Friday, May 28, 2010

Welcome to the Space Jam

Oh God. I can't get enough of this (pdf), Michal Brody's paper on the startling similarities between the 1996 MJ-and-Bugs vehicle Space Jam and the Mayan creation myth Popul Vuh.
Consciously or unconsciously, the film's writers have developed a narrative in which a pair of heroes (Bugs Bunny and Michael Jordan) 1) are summoned to play a high-stakes underworld ball-game against a variety of frightening villains, 2) manage to defeat those villains through the heroes' summoning of extra-human ability, and 3) ascend from the underworld with a glowing orb, all of which occur in the Popol Vuh. While the details vary (in the Popol Vuh, the heroes intend to retrieve the head of their father, Hunahpu; whereas in Space Jam, the villains have stolen the talent of NBA stars such as Charles Barkley and Patrick Ewing), the congruence is remarkable.

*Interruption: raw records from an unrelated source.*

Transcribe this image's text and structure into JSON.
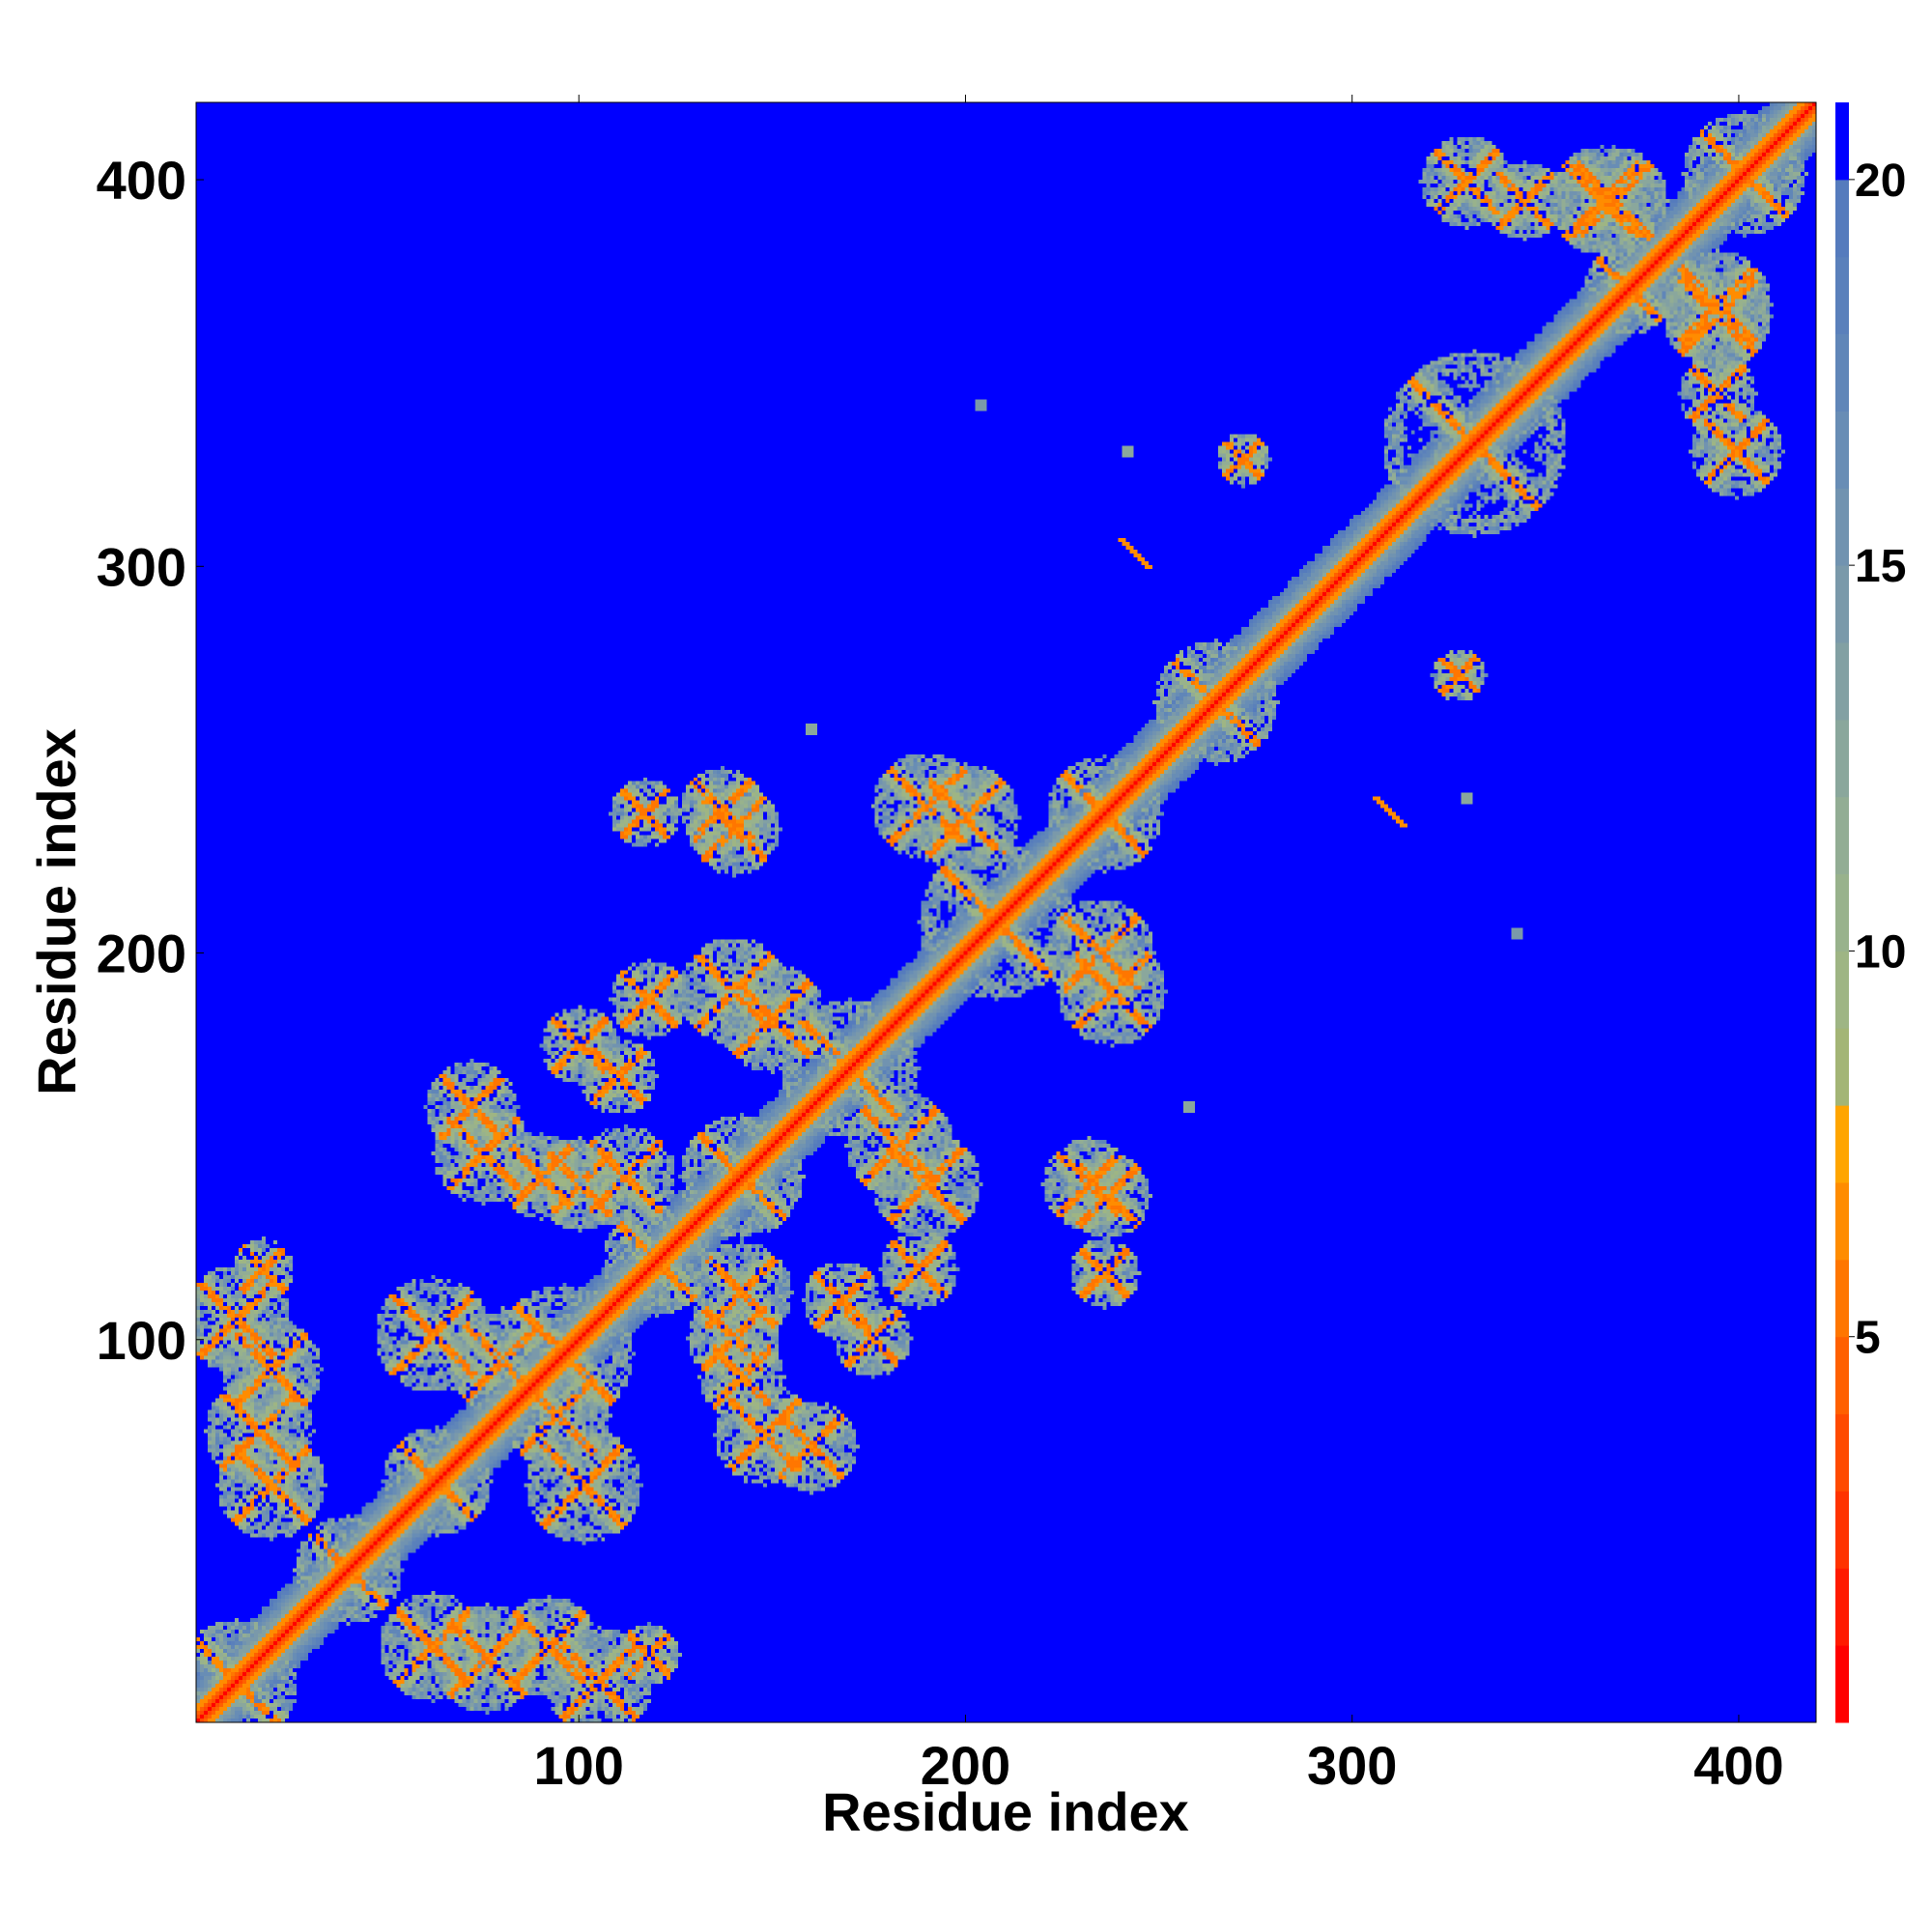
{
  "chart_data": {
    "type": "heatmap",
    "title": "",
    "xlabel": "Residue index",
    "ylabel": "Residue index",
    "xlim": [
      1,
      420
    ],
    "ylim": [
      1,
      420
    ],
    "x_ticks": [
      100,
      200,
      300,
      400
    ],
    "y_ticks": [
      100,
      200,
      300,
      400
    ],
    "colorbar": {
      "ticks": [
        5,
        10,
        15,
        20
      ],
      "range": [
        0,
        21
      ],
      "saturates_above": 20,
      "bands": [
        {
          "from": 0,
          "to": 1,
          "color": "#ff0000"
        },
        {
          "from": 1,
          "to": 2,
          "color": "#ff1a00"
        },
        {
          "from": 2,
          "to": 3,
          "color": "#ff3300"
        },
        {
          "from": 3,
          "to": 4,
          "color": "#ff4a00"
        },
        {
          "from": 4,
          "to": 5,
          "color": "#ff6000"
        },
        {
          "from": 5,
          "to": 6,
          "color": "#ff7600"
        },
        {
          "from": 6,
          "to": 7,
          "color": "#ff8c00"
        },
        {
          "from": 7,
          "to": 8,
          "color": "#ffa500"
        },
        {
          "from": 8,
          "to": 9,
          "color": "#a3b576"
        },
        {
          "from": 9,
          "to": 10,
          "color": "#9eb584"
        },
        {
          "from": 10,
          "to": 11,
          "color": "#98b28c"
        },
        {
          "from": 11,
          "to": 12,
          "color": "#92ad94"
        },
        {
          "from": 12,
          "to": 13,
          "color": "#8aa79c"
        },
        {
          "from": 13,
          "to": 14,
          "color": "#82a0a3"
        },
        {
          "from": 14,
          "to": 15,
          "color": "#7a99aa"
        },
        {
          "from": 15,
          "to": 16,
          "color": "#7193b0"
        },
        {
          "from": 16,
          "to": 17,
          "color": "#688db5"
        },
        {
          "from": 17,
          "to": 18,
          "color": "#6086b8"
        },
        {
          "from": 18,
          "to": 19,
          "color": "#5a80bb"
        },
        {
          "from": 19,
          "to": 20,
          "color": "#557bbd"
        },
        {
          "from": 20,
          "to": 21,
          "color": "#0000ff"
        }
      ]
    },
    "background_value": 21,
    "diagonal": {
      "value": 0.5,
      "neighbor_value": 6,
      "band_value": 11
    },
    "helix_blocks": [
      {
        "x": 11,
        "y": 11,
        "r": 14
      },
      {
        "x": 40,
        "y": 40,
        "r": 12
      },
      {
        "x": 63,
        "y": 63,
        "r": 12
      },
      {
        "x": 96,
        "y": 96,
        "r": 16
      },
      {
        "x": 120,
        "y": 120,
        "r": 12
      },
      {
        "x": 142,
        "y": 142,
        "r": 14
      },
      {
        "x": 170,
        "y": 170,
        "r": 16
      },
      {
        "x": 208,
        "y": 208,
        "r": 18
      },
      {
        "x": 236,
        "y": 236,
        "r": 13
      },
      {
        "x": 265,
        "y": 265,
        "r": 14
      },
      {
        "x": 332,
        "y": 332,
        "r": 22
      },
      {
        "x": 372,
        "y": 372,
        "r": 10
      },
      {
        "x": 402,
        "y": 402,
        "r": 14
      }
    ],
    "contact_crosses": [
      {
        "x": 17,
        "y": 76,
        "r": 12
      },
      {
        "x": 11,
        "y": 105,
        "r": 12
      },
      {
        "x": 62,
        "y": 101,
        "r": 13
      },
      {
        "x": 94,
        "y": 80,
        "r": 12
      },
      {
        "x": 62,
        "y": 20,
        "r": 12
      },
      {
        "x": 92,
        "y": 20,
        "r": 11
      },
      {
        "x": 118,
        "y": 18,
        "r": 6
      },
      {
        "x": 72,
        "y": 160,
        "r": 10
      },
      {
        "x": 90,
        "y": 142,
        "r": 9
      },
      {
        "x": 110,
        "y": 168,
        "r": 8
      },
      {
        "x": 118,
        "y": 188,
        "r": 8
      },
      {
        "x": 112,
        "y": 142,
        "r": 11
      },
      {
        "x": 148,
        "y": 75,
        "r": 11
      },
      {
        "x": 140,
        "y": 100,
        "r": 10
      },
      {
        "x": 190,
        "y": 140,
        "r": 12
      },
      {
        "x": 176,
        "y": 100,
        "r": 8
      },
      {
        "x": 150,
        "y": 183,
        "r": 12
      },
      {
        "x": 140,
        "y": 232,
        "r": 10
      },
      {
        "x": 200,
        "y": 235,
        "r": 12
      },
      {
        "x": 238,
        "y": 190,
        "r": 12
      },
      {
        "x": 237,
        "y": 137,
        "r": 9
      },
      {
        "x": 236,
        "y": 117,
        "r": 7
      },
      {
        "x": 368,
        "y": 395,
        "r": 12
      },
      {
        "x": 395,
        "y": 365,
        "r": 12
      },
      {
        "x": 400,
        "y": 330,
        "r": 10
      },
      {
        "x": 345,
        "y": 395,
        "r": 8
      },
      {
        "x": 328,
        "y": 272,
        "r": 5
      }
    ],
    "contact_points": [
      {
        "x": 240,
        "y": 307,
        "value": 6,
        "len": 8
      },
      {
        "x": 242,
        "y": 330,
        "value": 12,
        "len": 0
      },
      {
        "x": 306,
        "y": 240,
        "value": 6,
        "len": 8
      },
      {
        "x": 330,
        "y": 240,
        "value": 12,
        "len": 0
      },
      {
        "x": 204,
        "y": 342,
        "value": 14,
        "len": 0
      },
      {
        "x": 343,
        "y": 205,
        "value": 14,
        "len": 0
      },
      {
        "x": 258,
        "y": 160,
        "value": 12,
        "len": 0
      },
      {
        "x": 160,
        "y": 258,
        "value": 12,
        "len": 0
      }
    ]
  }
}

Brody also shows that the well-known phonetic irregularities of, e.g., Daffy Duck and Sylvester are quite analogous to those of ancestral characters in a variety of native cosmologies.
Hero twins. Also, Bill Murray.
In addition, the Looney Tunes are not bound by the physical laws of the known world and are capable of recovering almost instantly from injuries that would more than kill any one of us. Those characteristics are shared as well by the Hero Twins of the Popol Vuh. Like the Tune Squad, their adventure in defeating the lords of the under-world is filled with treachery, faith, and the symbolic power of the sphere. Thus, we’ve seen that a venerated and classic story with grand- scale cultural importance has significant thematic parallels with a trifling and inconsequential Hollywood bauble intended principally for viewing by children.  
There's a digital version of the Popul Vuh (Wuj?) here, if anyone would like to take this further, compare-and-contrast styles. Alternative option: compare Who Framed Roger Rabbit with the inevitable apotheosis of the monomyth's Universal Hero.